The court also noted the different between dependency and expungement actions. In dependency cases, CYS needs to establish the fact of abuse by clear and convincing evidence, but the identity on the alleged abuser only by prima facie evidence.
"By contrast, in expungement proceedings, the county agency or DPW has the burden of proving by substantial evidence that the alleged perpetrator's conduct falls within one of the definitions of child abuse set forth in Section 6303(b)(1) of the CPSL....Section 6303(a) of the CPSL defines an "indicated report" as a child abuse report based on a determination by the county agency or the Department that, "substantial evidence of the alleged abuse exists." 23 Pa. C.S. § 6303(a).
For the purpose of an expungement proceeding, substantial evidence is "[e]vidence which outweighs inconsistent evidence and which a reasonable person would accept as adequate to support a conclusion." Thus, the standard for determining the identity of a perpetrator in dependency matters is a significantly lower burden of proof than in expungement proceedings. The different burdens of proof set forth for the proceedings highlight the fundamentally different purposes that dependency proceedings and expungement proceedings serve." (emphasis added)
Note: The use of term "substantial evidence" in the statute is confusing and misleading. The definition is virtually the same as "preponderance of the evidence." "A preponderance of the evidence is defined as "the greater weight of the evidence, i.e., to tip a scale slightly is the criteria or requirement for preponderance of the evidence." Raker v. Raker, 847 A.2d 720, 724 (Pa.Super. 2004)
In fact, there is a strong argument that since expungement cases involve the fundamental right of reputation under Article I, sec. 1, of the Pennsylvania Constitution, the standard of proof should be clear and convincing. As the majority noted, the "CPSL is geared more towards reporting perpetrators of abuse, which may adversely affect a perpetrator’s reputation and employment opportunities. A.Y. v. Department of Public Welfare, 537 Pa. 116, 125 n.7, 641 A.2d 1148, 1152 n.7 (1994); 23 Pa. C.S. § 6338(a).

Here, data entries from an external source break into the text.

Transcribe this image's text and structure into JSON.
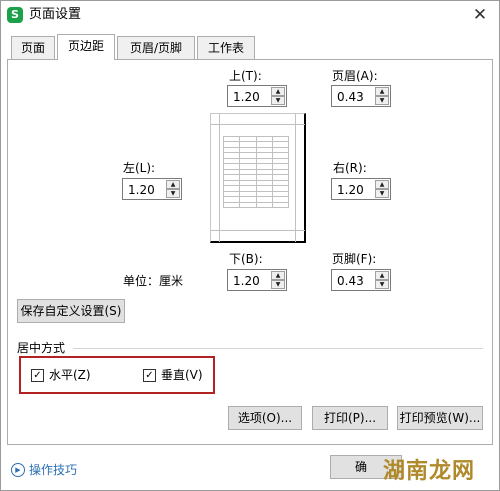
{
  "window": {
    "title": "页面设置",
    "app_icon": "S",
    "close": "✕"
  },
  "tabs": [
    "页面",
    "页边距",
    "页眉/页脚",
    "工作表"
  ],
  "margins": {
    "top": {
      "label": "上(T):",
      "value": "1.20"
    },
    "header": {
      "label": "页眉(A):",
      "value": "0.43"
    },
    "left": {
      "label": "左(L):",
      "value": "1.20"
    },
    "right": {
      "label": "右(R):",
      "value": "1.20"
    },
    "bottom": {
      "label": "下(B):",
      "value": "1.20"
    },
    "footer": {
      "label": "页脚(F):",
      "value": "0.43"
    }
  },
  "unit_label": "单位：厘米",
  "save_custom_label": "保存自定义设置(S)",
  "center_group": {
    "title": "居中方式",
    "horizontal": {
      "label": "水平(Z)",
      "checked": true
    },
    "vertical": {
      "label": "垂直(V)",
      "checked": true
    },
    "highlight_color": "#b22222"
  },
  "buttons": {
    "options": "选项(O)...",
    "print": "打印(P)...",
    "print_preview": "打印预览(W)...",
    "ok": "确"
  },
  "tips": {
    "label": "操作技巧",
    "icon": "play-circle-icon"
  },
  "watermark": "湖南龙网",
  "colors": {
    "app_icon": "#1ba14a",
    "link": "#2b6fb3",
    "watermark": "#b08a2a"
  }
}
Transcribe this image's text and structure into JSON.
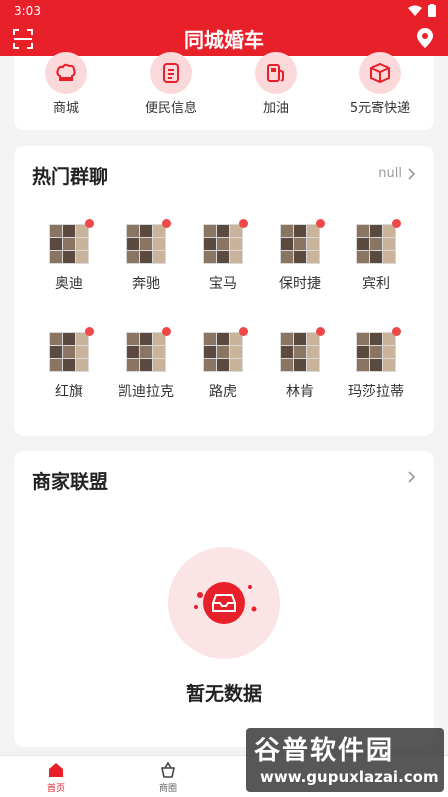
{
  "status": {
    "time": "3:03"
  },
  "appbar": {
    "title": "同城婚车"
  },
  "quick_links": [
    {
      "label": "商城",
      "icon": "chef-hat-icon"
    },
    {
      "label": "便民信息",
      "icon": "notes-icon"
    },
    {
      "label": "加油",
      "icon": "fuel-icon"
    },
    {
      "label": "5元寄快递",
      "icon": "package-icon"
    }
  ],
  "hot_groups": {
    "title": "热门群聊",
    "more": "null",
    "groups": [
      {
        "name": "奥迪"
      },
      {
        "name": "奔驰"
      },
      {
        "name": "宝马"
      },
      {
        "name": "保时捷"
      },
      {
        "name": "宾利"
      },
      {
        "name": "红旗"
      },
      {
        "name": "凯迪拉克"
      },
      {
        "name": "路虎"
      },
      {
        "name": "林肯"
      },
      {
        "name": "玛莎拉蒂"
      }
    ]
  },
  "merchants": {
    "title": "商家联盟",
    "empty_text": "暂无数据"
  },
  "tabbar": {
    "tabs": [
      {
        "label": "首页",
        "active": true
      },
      {
        "label": "商圈",
        "active": false
      }
    ]
  },
  "watermark": {
    "title": "谷普软件园",
    "url": "www.gupuxlazai.com"
  },
  "colors": {
    "brand": "#e8202a",
    "badge": "#f04848"
  }
}
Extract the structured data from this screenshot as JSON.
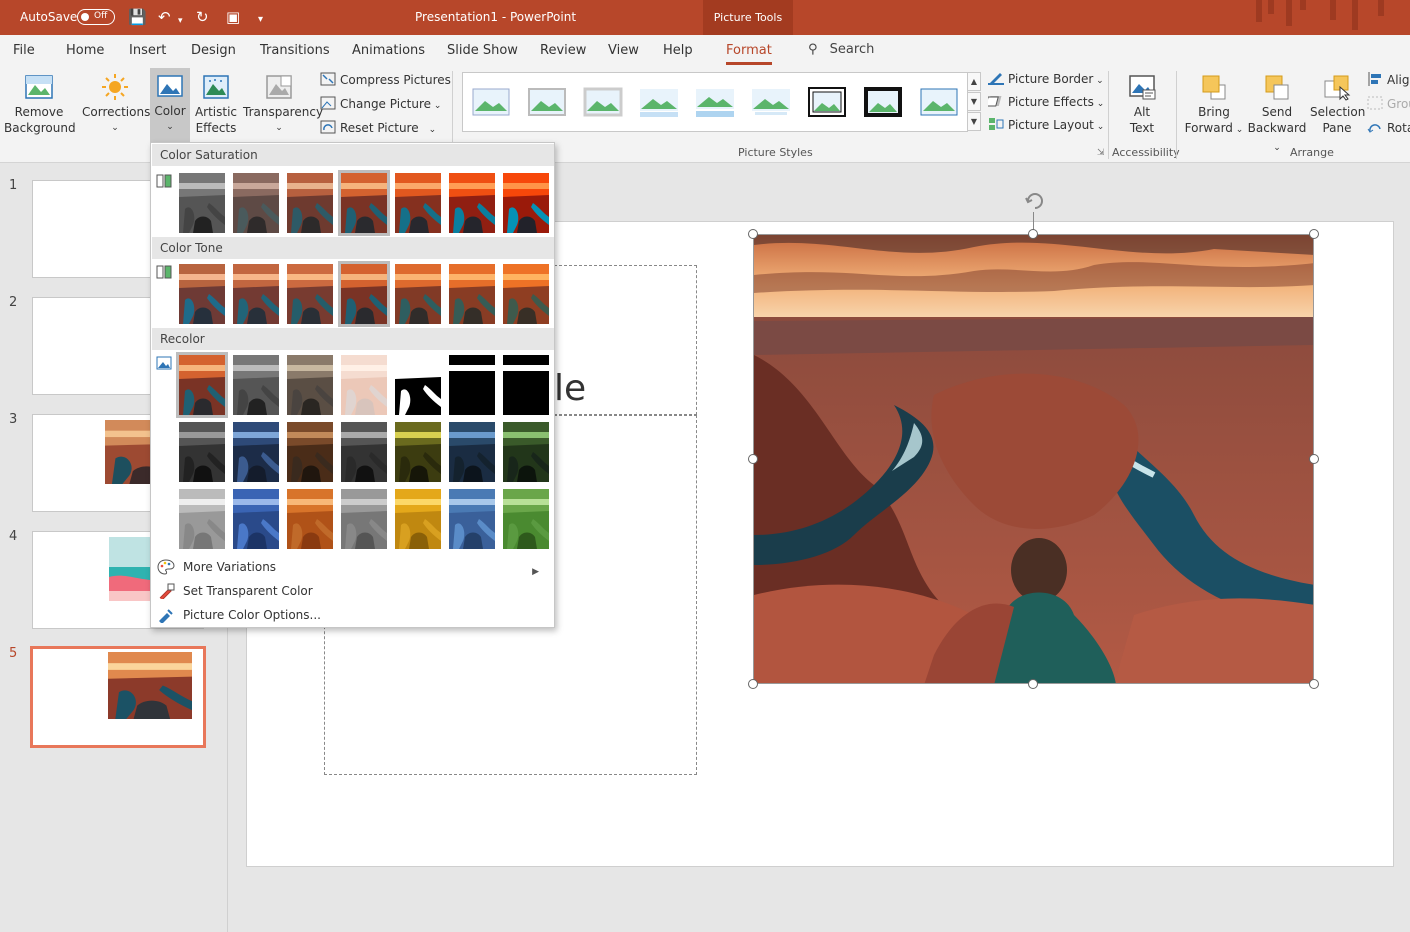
{
  "titlebar": {
    "autosave_label": "AutoSave",
    "autosave_state": "Off",
    "doc_title": "Presentation1  -  PowerPoint",
    "context_tab": "Picture Tools"
  },
  "tabs": [
    {
      "label": "File"
    },
    {
      "label": "Home"
    },
    {
      "label": "Insert"
    },
    {
      "label": "Design"
    },
    {
      "label": "Transitions"
    },
    {
      "label": "Animations"
    },
    {
      "label": "Slide Show"
    },
    {
      "label": "Review"
    },
    {
      "label": "View"
    },
    {
      "label": "Help"
    },
    {
      "label": "Format"
    }
  ],
  "search_label": "Search",
  "ribbon": {
    "remove_bg": [
      "Remove",
      "Background"
    ],
    "corrections": "Corrections",
    "color": "Color",
    "artistic": [
      "Artistic",
      "Effects"
    ],
    "transparency": "Transparency",
    "compress": "Compress Pictures",
    "change_picture": "Change Picture",
    "reset_picture": "Reset Picture",
    "picture_styles_label": "Picture Styles",
    "picture_border": "Picture Border",
    "picture_effects": "Picture Effects",
    "picture_layout": "Picture Layout",
    "alt_text": [
      "Alt",
      "Text"
    ],
    "accessibility_label": "Accessibility",
    "bring_forward": [
      "Bring",
      "Forward"
    ],
    "send_backward": [
      "Send",
      "Backward"
    ],
    "selection_pane": [
      "Selection",
      "Pane"
    ],
    "align": "Align",
    "group": "Group",
    "rotate": "Rotate",
    "arrange_label": "Arrange"
  },
  "slides": [
    {
      "num": "1"
    },
    {
      "num": "2"
    },
    {
      "num": "3"
    },
    {
      "num": "4"
    },
    {
      "num": "5"
    }
  ],
  "slide_text_fragment": "le",
  "dropdown": {
    "saturation_title": "Color Saturation",
    "tone_title": "Color Tone",
    "recolor_title": "Recolor",
    "more_variations": "More Variations",
    "set_transparent": "Set Transparent Color",
    "color_options": "Picture Color Options..."
  },
  "colors": {
    "accent": "#b7472a",
    "selected_thumb_border": "#e8775a"
  }
}
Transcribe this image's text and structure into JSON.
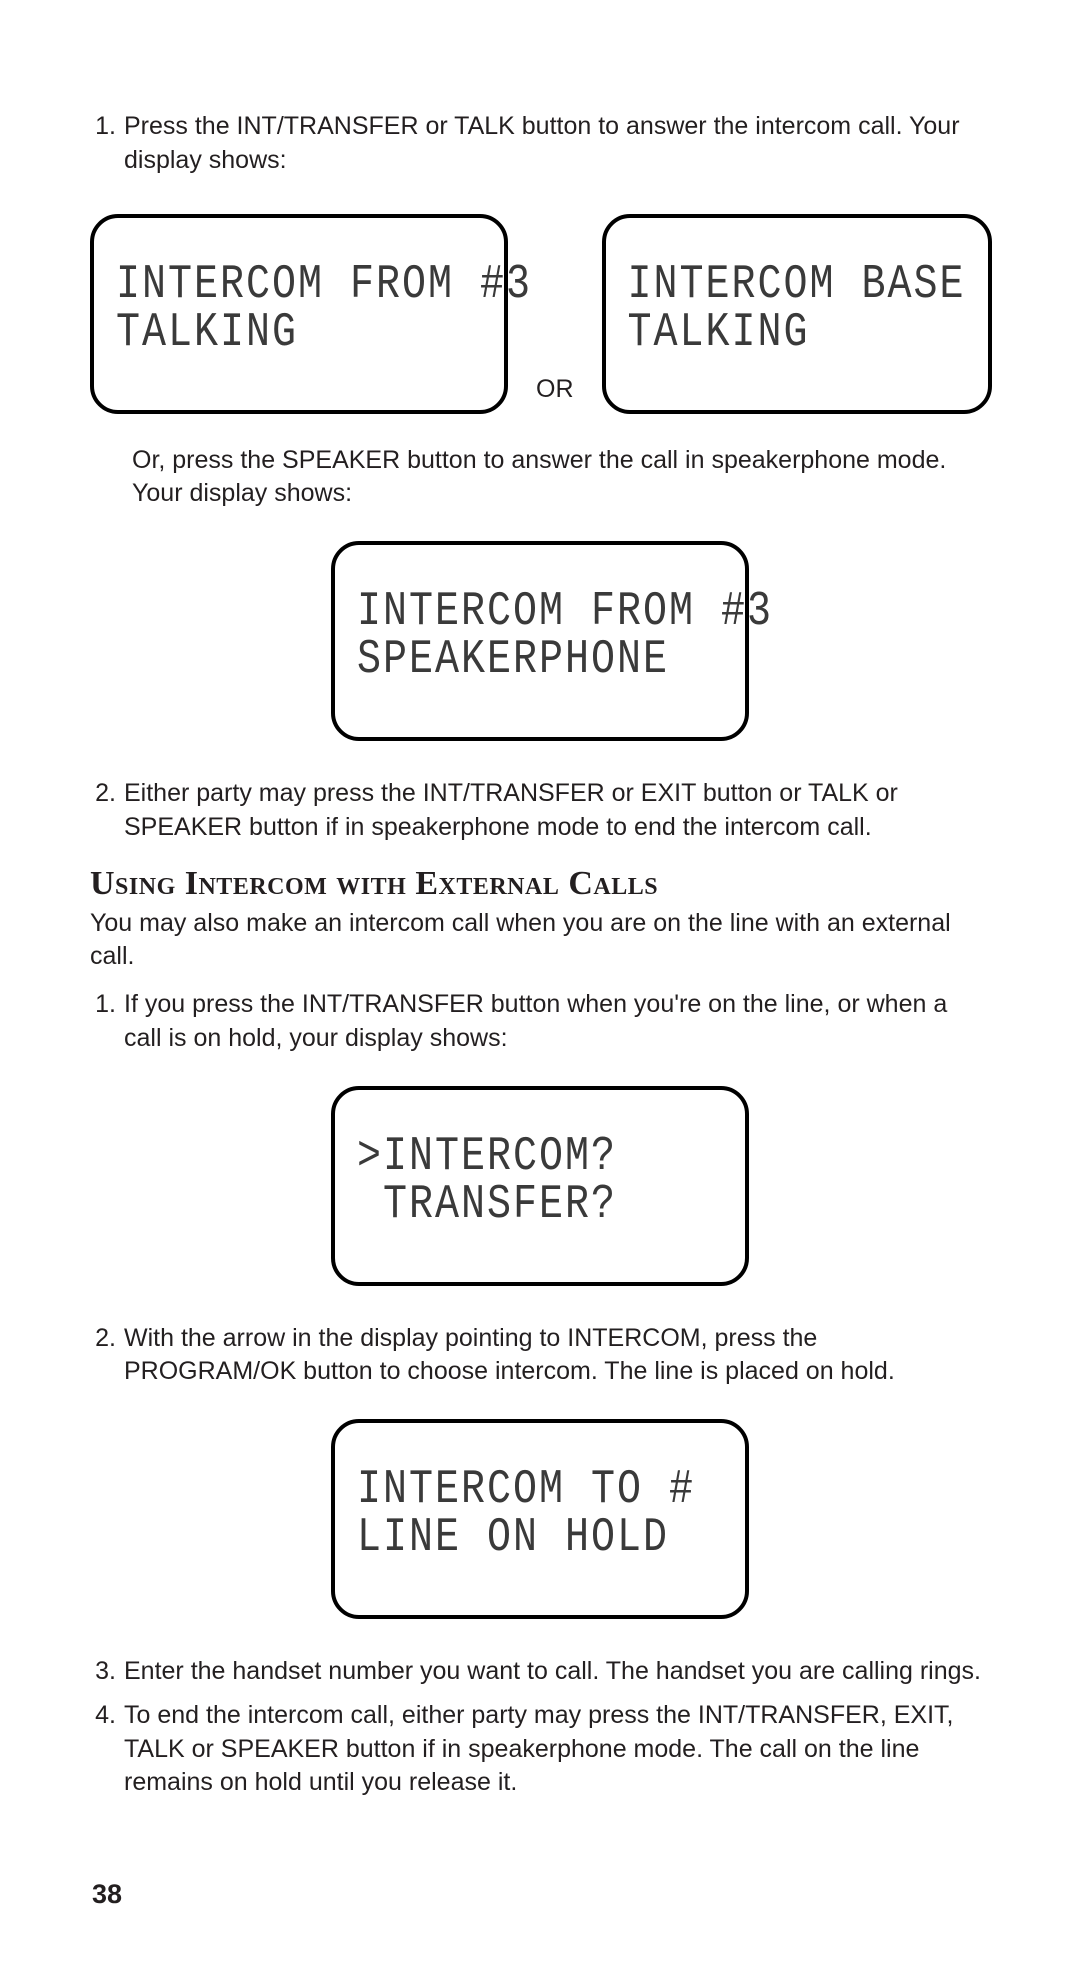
{
  "step1": {
    "num": "1.",
    "text": "Press the INT/TRANSFER or TALK button to answer the intercom call. Your display shows:"
  },
  "display1_left": {
    "line1": "INTERCOM FROM #3",
    "line2": "TALKING"
  },
  "or_label": "OR",
  "display1_right": {
    "line1": "INTERCOM BASE",
    "line2": "TALKING"
  },
  "step1b": "Or, press the SPEAKER button to answer the call in speakerphone mode. Your display shows:",
  "display2": {
    "line1": "INTERCOM FROM #3",
    "line2": "SPEAKERPHONE"
  },
  "step2": {
    "num": "2.",
    "text": "Either party may press the INT/TRANSFER or EXIT button or TALK or SPEAKER button if in speakerphone mode to end the intercom call."
  },
  "heading": "Using Intercom with External Calls",
  "intro": "You may also make an intercom call when you are on the line with an external call.",
  "ext1": {
    "num": "1.",
    "text": "If you press the INT/TRANSFER button when you're on the line, or when a call is on hold, your display shows:"
  },
  "display3": {
    "line1": ">INTERCOM?",
    "line2": " TRANSFER?"
  },
  "ext2": {
    "num": "2.",
    "text": "With the arrow in the display pointing to INTERCOM, press the PROGRAM/OK button to choose intercom. The line is placed on hold."
  },
  "display4": {
    "line1": "INTERCOM TO #",
    "line2": "LINE ON HOLD"
  },
  "ext3": {
    "num": "3.",
    "text": "Enter the handset number you want to call. The handset you are calling rings."
  },
  "ext4": {
    "num": "4.",
    "text": "To end the intercom call, either party may press the INT/TRANSFER, EXIT, TALK or SPEAKER button if in speakerphone mode. The call on the line remains on hold until you release it."
  },
  "page_number": "38"
}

As the Supreme Court in A.Y. explained, "Although less process is due in an administrative proceeding than where criminal charges have been brought, an administrative adjudication of suspected child abuse is of the most serious nature. Therefore, this society, which was founded upon, inter alia, its citizens' ‘inherent and indefeasible rights . . . of acquiring, possessing and protecting property and reputation,’ cannot blithely surrender those rights in the name of prosecutorial convenience." A.Y., 537 Pa. at 124, 641 A.2d at 1152.... Thus, the higher standard of proof required in an expungement proceeding to prove the identity of a perpetrator is reasonable in light of his "inherent and indefeasible rights" which may be negatively affected."